Cinq ans plus tard, la donne a changé. Le camp des héritiers d’Essebsi est fractionné en sept candidats « modernistes » (dont l’ex-Premier ministre Youssef Chahed et l’ex-ministre de la Défense Abdelkrim Zbidi) qui se font la guerre entre eux. Les islamistes de Ennahdha, associés au pouvoir de façon majoritaire en 2012-2013, puis minoritaire à partir de 2015 au sein d’une coalition gouvernementale scellée par le président Essebsi, ont perdu une partie massive de leurs électeurs, comme l’ont révélé les élections municipales de 2018.

« Le dégagisme prospère sur fond de crise économique et de défiance envers la classe politique accusée d’être impuissante à redresser le pays. »

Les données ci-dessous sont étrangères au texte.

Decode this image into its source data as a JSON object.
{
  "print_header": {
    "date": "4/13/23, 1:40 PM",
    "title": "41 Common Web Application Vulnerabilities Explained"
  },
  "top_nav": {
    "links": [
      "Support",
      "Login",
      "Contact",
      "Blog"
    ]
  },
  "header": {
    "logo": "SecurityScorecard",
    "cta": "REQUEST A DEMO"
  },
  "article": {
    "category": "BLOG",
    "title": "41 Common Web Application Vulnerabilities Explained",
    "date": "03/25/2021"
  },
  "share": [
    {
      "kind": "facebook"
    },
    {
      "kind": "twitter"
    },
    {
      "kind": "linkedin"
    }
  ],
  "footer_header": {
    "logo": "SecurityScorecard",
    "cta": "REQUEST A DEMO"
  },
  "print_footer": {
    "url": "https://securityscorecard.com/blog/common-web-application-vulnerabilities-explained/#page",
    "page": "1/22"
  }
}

Ennahdha a beau proclamer avoir changé, ne plus être un parti religieux de prédicateur et s’être même qualifié de « parti conservateur » plutôt que parti islamiste, l’opinion publique tunisienne se méfie d’une formation dont elle dénonce souvent les ambivalences, notamment à l’égard du salafisme radical. (Désormais c’est en Europe, et surtout en France que prospère l’islam politique. Dans le Maghreb il subit des revers. En Algérie il était absent des rassemblements de la jeunesse qui s’opposaient autant au système FLN, qu’au système islamiste.)

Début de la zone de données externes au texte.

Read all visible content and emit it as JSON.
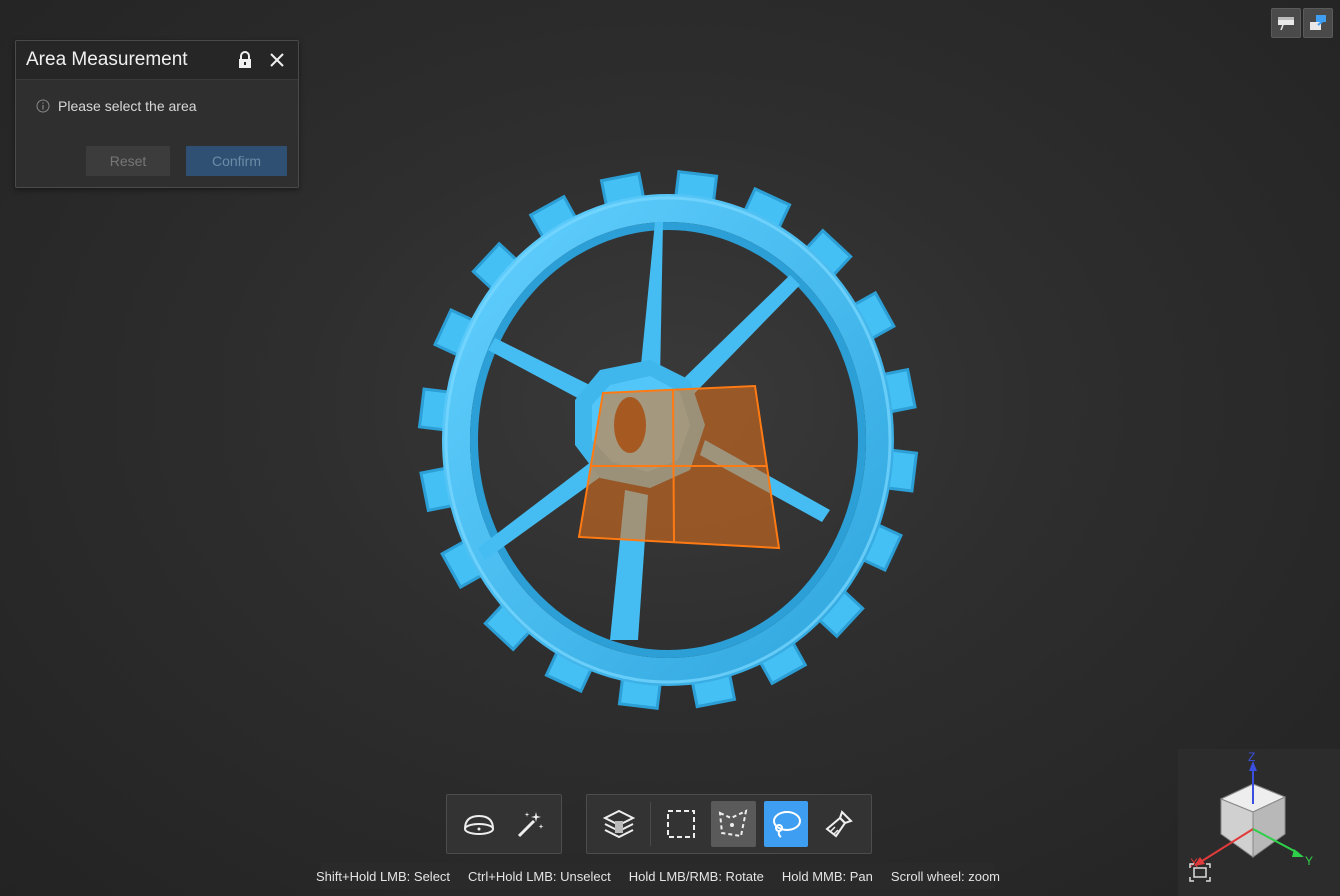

Le dégagisme prospère sur fond de crise économique et de défiance envers la classe politique accusée d’être impuissante à redresser le pays. Le chômage atteint 15,3 % de la population et le dinar a perdu 223 % de sa valeur face au dollar depuis 2010. L’inflation frôle les 7 %. L’insécurité persiste. Le pays avait été durement éprouvé par les attentats de 2015 revendiqués par l’État islamique (Musée du Bardo, plage et hôtel de Sousse, bus de la garde présidentielle) puis par les attaques djihadistes à la frontière libyenne en 2016. Des heurts ont eu lieu à la frontière algérienne avec des groupuscules d’Al-Qaïda au Maghreb islamique (Aqmi). Preuve que la menace demeure réelle, un double attentat suicide avait fait deux morts en plein Tunis le 27 juin dernier.

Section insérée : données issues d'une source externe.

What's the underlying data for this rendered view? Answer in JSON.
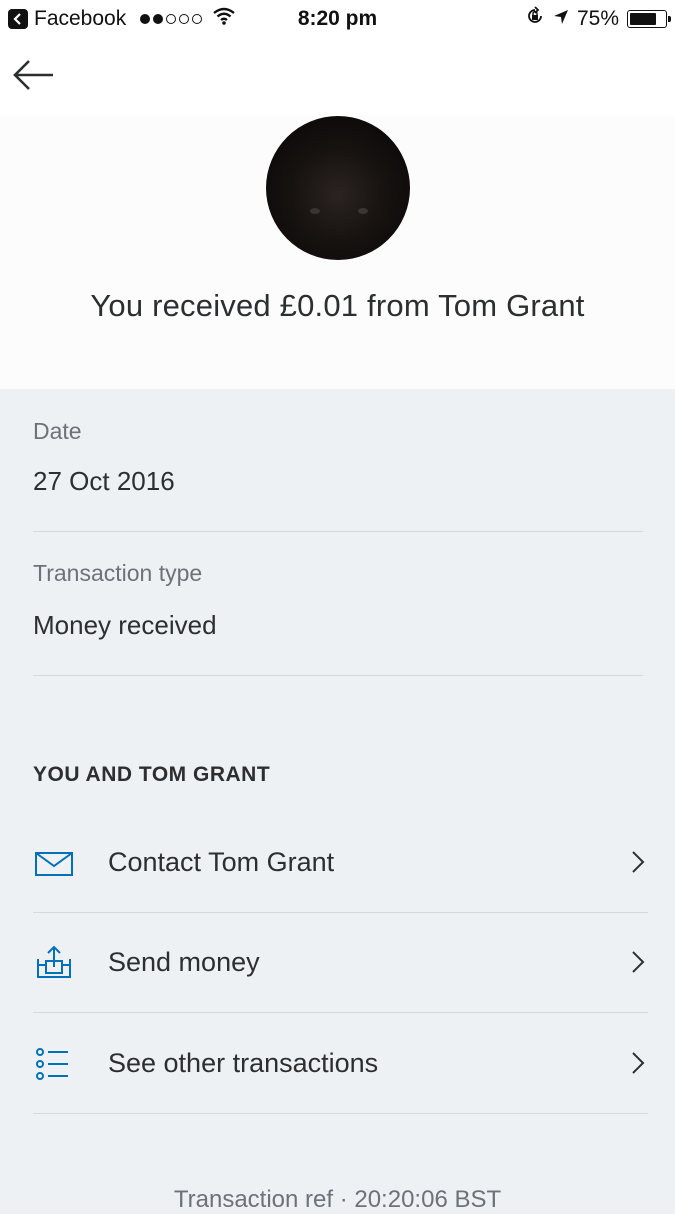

Nabil Karoui et Kaïd Saïed se définissent tous les deux comme candidats antisystème. Mais Karoui est un antisystème à la Macron : il est en fait un pur produit des élites qui fustige l’immobilisme et les carences du pouvoir. Il a récupéré une grande partie de l’électorat de Nidaa Tounes, le parti institutionnel. La base électorale de Kaïs Saïed, elle, est constituée majoritairement des abstentionnistes et des non-inscrits de 2014. Et parmi ces derniers, beaucoup de jeunes. Il est « le » candidat du vote sanction. Le taux de participation de l’élection présidentielle était assez médiocre, 45 % alors qu’il avait été de 64 % en 2014. La présence de deux candidats antisystème au second tour pourrait créer un sursaut. Mais dans quel sens ? Les élections législatives qui vont avoir lieu le 6 octobre, une semaine avant le second tour de la présidentielle (une bizarrerie du calendrier électoral tunisien dû au décès prématuré du président Essebsi) vont être déterminantes.

« Le pieux Kaïs Saïed n’a aucun parti mais Ennahdha a une forte implantation et d’ores et déjà il semble acquis que la formation islamiste soutiendra le juriste antisystème. Nabil Karoui sera l’empêcheur de tourner en rond de l’alliance islamo-conservatrice. »

Le pieux Kaïs Saïed n’a aucun parti mais Ennahdha a une forte implantation et d’ores et déjà il semble acquis que la formation islamiste soutiendra le juriste antisystème. Nabil Karoui sera l’empêcheur de tourner en rond de l’alliance islamo-conservatrice. Son parti, Qalb Tounes, est relativement bien implanté dans les territoires où sa politique caritative l’a rendu populaire. Le pouvoir judiciaire va-t-il le maintenir en prison ? Le libérer ? Le disqualifier ? Le condamner à de l’inéligibilité ? Et dans quels délais ? Avec qui peut-il s’allier ? Pour qui vont appeler à voter les candidats institutionnels ? Le Rastignac en prison ou le Robocop proche des islamistes ?

Une seule hypothèse serait catastrophique : que la Tunisie qui brille par sa belle santé démocratique, qui se bat au milieu des épreuves, se ratatine brutalement dans un repli conservateur et religieux qui remette en cause tous ses acquis.